A Caixa Econômica Federal deu início nesta terça-feira ao pagamento da parcela de maio do Bolsa Família, direcionado aos beneficiários cujo Número de Inscrição Social (NIS) termina em 7. Este repasse, fundamental para milhões de famílias brasileiras, segue o calendário regular do programa, que busca garantir a segurança alimentar e promover o acesso a direitos básicos.
Com um valor mínimo estabelecido em R$ 600, o benefício médio alcança R$ 678,01, graças à inclusão de adicionais que visam atender a necessidades específicas dos grupos familiares. Segundo dados do Ministério do Desenvolvimento e Assistência Social, o programa de transferência de renda do Governo Federal assistirá um total de 19,08 milhões de famílias neste mês, com um investimento total de R$ 12,9 bilhões.
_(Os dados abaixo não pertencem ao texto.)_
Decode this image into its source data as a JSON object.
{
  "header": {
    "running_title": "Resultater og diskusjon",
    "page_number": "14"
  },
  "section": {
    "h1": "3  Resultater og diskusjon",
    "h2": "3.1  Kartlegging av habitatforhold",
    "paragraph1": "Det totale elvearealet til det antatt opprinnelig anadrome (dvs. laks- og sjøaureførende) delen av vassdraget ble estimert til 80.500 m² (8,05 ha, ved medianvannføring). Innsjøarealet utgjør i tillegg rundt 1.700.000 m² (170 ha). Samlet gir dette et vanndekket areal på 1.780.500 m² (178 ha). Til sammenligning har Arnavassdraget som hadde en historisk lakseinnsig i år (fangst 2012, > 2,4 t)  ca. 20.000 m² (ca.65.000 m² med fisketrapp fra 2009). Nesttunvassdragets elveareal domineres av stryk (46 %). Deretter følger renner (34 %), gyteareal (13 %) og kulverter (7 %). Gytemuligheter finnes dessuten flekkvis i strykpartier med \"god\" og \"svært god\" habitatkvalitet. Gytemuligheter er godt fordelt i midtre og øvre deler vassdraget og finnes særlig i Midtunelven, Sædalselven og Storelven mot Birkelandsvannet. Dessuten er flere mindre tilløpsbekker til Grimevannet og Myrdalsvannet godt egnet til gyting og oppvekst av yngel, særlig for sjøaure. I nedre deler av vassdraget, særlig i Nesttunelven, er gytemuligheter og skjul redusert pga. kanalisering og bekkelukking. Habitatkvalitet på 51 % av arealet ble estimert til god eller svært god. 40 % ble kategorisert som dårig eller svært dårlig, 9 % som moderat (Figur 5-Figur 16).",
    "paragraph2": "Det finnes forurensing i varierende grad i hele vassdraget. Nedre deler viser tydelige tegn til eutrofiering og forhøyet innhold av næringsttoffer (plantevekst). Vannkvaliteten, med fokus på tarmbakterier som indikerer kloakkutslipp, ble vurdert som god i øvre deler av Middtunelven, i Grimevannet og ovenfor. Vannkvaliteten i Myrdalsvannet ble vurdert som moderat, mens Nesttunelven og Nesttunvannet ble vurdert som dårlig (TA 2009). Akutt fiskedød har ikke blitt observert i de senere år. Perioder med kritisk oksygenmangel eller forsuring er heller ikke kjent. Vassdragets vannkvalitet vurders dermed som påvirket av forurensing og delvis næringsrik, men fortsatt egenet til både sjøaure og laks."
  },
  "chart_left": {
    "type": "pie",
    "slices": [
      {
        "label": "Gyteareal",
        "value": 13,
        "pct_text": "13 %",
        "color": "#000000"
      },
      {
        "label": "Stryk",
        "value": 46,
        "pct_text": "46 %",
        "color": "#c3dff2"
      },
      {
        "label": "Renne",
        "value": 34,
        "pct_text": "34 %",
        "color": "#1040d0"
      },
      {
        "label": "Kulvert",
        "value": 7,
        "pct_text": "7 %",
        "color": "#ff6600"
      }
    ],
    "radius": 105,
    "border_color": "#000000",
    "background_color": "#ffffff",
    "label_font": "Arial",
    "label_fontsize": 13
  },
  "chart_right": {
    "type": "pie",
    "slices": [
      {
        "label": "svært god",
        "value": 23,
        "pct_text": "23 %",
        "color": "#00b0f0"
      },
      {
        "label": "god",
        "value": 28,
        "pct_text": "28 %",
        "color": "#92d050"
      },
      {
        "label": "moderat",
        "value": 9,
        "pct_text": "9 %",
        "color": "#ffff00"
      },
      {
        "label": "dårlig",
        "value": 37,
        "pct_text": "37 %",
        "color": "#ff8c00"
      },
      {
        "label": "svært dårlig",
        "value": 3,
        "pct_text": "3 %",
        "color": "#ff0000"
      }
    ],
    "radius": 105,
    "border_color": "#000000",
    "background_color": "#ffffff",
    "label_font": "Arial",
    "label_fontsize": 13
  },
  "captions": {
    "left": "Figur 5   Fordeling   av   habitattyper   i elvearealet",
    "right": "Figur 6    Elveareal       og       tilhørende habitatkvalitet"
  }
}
Entenda os adicionais do Bolsa Família e o calendário de pagamentos
Além do valor base, o Bolsa Família incorpora três adicionais importantes, desenhados para fortalecer o apoio a grupos vulneráveis dentro das famílias beneficiárias. O Benefício Variável Familiar Nutriz, por exemplo, concede seis parcelas de R$ 50 para mães de bebês com até seis meses de idade, assegurando recursos adicionais para a alimentação infantil.
Há também um acréscimo de R$ 50 destinado a gestantes e nutrizes, reconhecendo as necessidades nutricionais e de saúde dessas mulheres. Para as crianças e adolescentes, o programa prevê um adicional de R$ 50 para cada filho com idade entre 7 e 18 anos, e um benefício ainda maior, de R$ 150, para cada criança de até 6 anos. Esses valores são cruciais para o desenvolvimento e bem-estar dos mais jovens.
O cronograma de pagamentos do Bolsa Família tradicionalmente ocorre nos últimos dez dias úteis de cada mês. Os beneficiários podem acompanhar todas as informações relevantes, como datas de pagamento, o valor exato do benefício e a composição das parcelas, diretamente pelo aplicativo Caixa Tem, uma ferramenta essencial para a gestão das contas poupança digitais.
Pagamento unificado para regiões em situação de emergência
Em um esforço para mitigar os impactos de calamidades e situações de vulnerabilidade, o governo implementou o pagamento unificado do Bolsa Família para beneficiários de 217 cidades em nove estados. Essas famílias receberam o benefício antecipadamente, no dia 18 de maio, independentemente do final do NIS.
A medida abrangeu, por exemplo, 124 municípios do Rio Grande do Norte, que enfrentam severa seca. Outros estados beneficiados incluem Amazonas (3 municípios), Pará (1), Paraíba (31), Paraná (16), Pernambuco (27), Rio de Janeiro (3), Roraima (6) e Sergipe (6). Essas localidades foram afetadas por chuvas intensas, estiagens prolongadas ou possuem comunidades indígenas em situação de alta vulnerabilidade. A lista completa dos municípios com pagamento antecipado pode ser consultada na página oficial do Ministério do Desenvolvimento e Assistência Social: Ministério do Desenvolvimento e Assistência Social.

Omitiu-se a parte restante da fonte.